Diplomacy might earn you enemies initially. People might find you blunt and difficult to swallow. But it’s my personal guarantee that this will earn you one priceless gem that can never be bought –RESPECT! U will be labeled brash, insensitive, rude and the un-diplomatic but yet your enemies will hate to admit that u are one of those rare personalities who dare to speak out the truth unabashed. For believe me, it’s for eternity proved and guaranteed that a truth spoken on face is valued more than the one that goes around as stinging gossip.

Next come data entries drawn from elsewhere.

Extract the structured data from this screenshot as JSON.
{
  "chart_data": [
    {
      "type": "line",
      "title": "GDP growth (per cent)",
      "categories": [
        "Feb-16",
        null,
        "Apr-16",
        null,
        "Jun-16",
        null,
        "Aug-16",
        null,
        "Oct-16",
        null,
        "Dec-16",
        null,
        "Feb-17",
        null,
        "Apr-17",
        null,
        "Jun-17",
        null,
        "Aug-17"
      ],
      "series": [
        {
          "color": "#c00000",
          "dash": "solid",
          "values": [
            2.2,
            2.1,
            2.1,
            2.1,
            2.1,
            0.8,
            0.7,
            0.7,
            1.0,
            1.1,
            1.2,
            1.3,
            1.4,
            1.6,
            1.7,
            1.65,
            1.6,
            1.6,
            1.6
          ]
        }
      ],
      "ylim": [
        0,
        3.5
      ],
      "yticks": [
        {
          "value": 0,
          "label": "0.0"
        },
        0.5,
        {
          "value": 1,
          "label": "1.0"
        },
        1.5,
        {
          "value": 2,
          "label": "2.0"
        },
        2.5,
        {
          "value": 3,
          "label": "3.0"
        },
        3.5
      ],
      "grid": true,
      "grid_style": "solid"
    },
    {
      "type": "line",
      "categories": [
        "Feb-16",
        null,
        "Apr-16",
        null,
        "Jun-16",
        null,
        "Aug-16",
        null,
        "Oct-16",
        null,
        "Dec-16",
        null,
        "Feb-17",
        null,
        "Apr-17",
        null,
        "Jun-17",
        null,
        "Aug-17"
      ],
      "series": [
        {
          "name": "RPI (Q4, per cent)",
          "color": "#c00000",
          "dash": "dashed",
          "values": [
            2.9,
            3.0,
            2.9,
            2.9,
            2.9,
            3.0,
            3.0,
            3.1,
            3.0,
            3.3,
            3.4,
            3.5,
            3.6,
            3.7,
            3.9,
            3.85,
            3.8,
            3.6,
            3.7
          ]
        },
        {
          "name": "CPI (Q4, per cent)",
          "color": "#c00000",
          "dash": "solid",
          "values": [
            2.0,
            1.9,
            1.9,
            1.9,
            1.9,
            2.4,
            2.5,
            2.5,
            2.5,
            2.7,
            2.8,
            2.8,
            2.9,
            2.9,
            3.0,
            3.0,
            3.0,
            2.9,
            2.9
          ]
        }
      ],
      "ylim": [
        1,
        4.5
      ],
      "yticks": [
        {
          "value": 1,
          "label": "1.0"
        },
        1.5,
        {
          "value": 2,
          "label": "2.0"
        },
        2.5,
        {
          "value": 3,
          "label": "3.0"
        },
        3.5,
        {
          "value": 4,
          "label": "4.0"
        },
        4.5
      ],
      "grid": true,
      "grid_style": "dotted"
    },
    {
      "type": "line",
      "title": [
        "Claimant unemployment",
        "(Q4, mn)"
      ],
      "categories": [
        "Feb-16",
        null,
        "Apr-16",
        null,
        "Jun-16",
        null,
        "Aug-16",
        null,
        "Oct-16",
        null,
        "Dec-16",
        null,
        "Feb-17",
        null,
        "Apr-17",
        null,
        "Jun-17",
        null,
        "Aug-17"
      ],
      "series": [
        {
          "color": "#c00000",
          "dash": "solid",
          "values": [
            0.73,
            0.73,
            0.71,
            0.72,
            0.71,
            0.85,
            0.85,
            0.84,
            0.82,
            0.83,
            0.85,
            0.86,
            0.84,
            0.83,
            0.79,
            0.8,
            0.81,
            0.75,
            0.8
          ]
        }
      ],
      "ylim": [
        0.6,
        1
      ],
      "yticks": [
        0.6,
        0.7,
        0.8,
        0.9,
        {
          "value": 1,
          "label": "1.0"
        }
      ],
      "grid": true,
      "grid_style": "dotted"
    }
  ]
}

But perhaps sometimes it’s better to save a relation by being a little subtle. Ok quit it. I’m not diplomatic and I know it. And there I am with this vice that is both my weakness and strength. I know there are people who call me offensive and sharp and there are others who will swear to the fact that never would I plunge as low as to backbite and adopt double standards. There are people who hate me and others who love me, there never were and never will be the third category of relations built on pretense and deception. This isn’t self eulogy but a trait with which I’ve lived long enough to acknowledge it.
So are you willing to change if u get admitted to this course??” I was asked, my chain of thought interrupted.
“No, that’s something innate, it can’t be altered” I said. For a moment, I regretted what I said.
I came out of the room knowing that I’ll either be doomed or through this college.
And I made it to the Public relations course with all my brazen brashness!!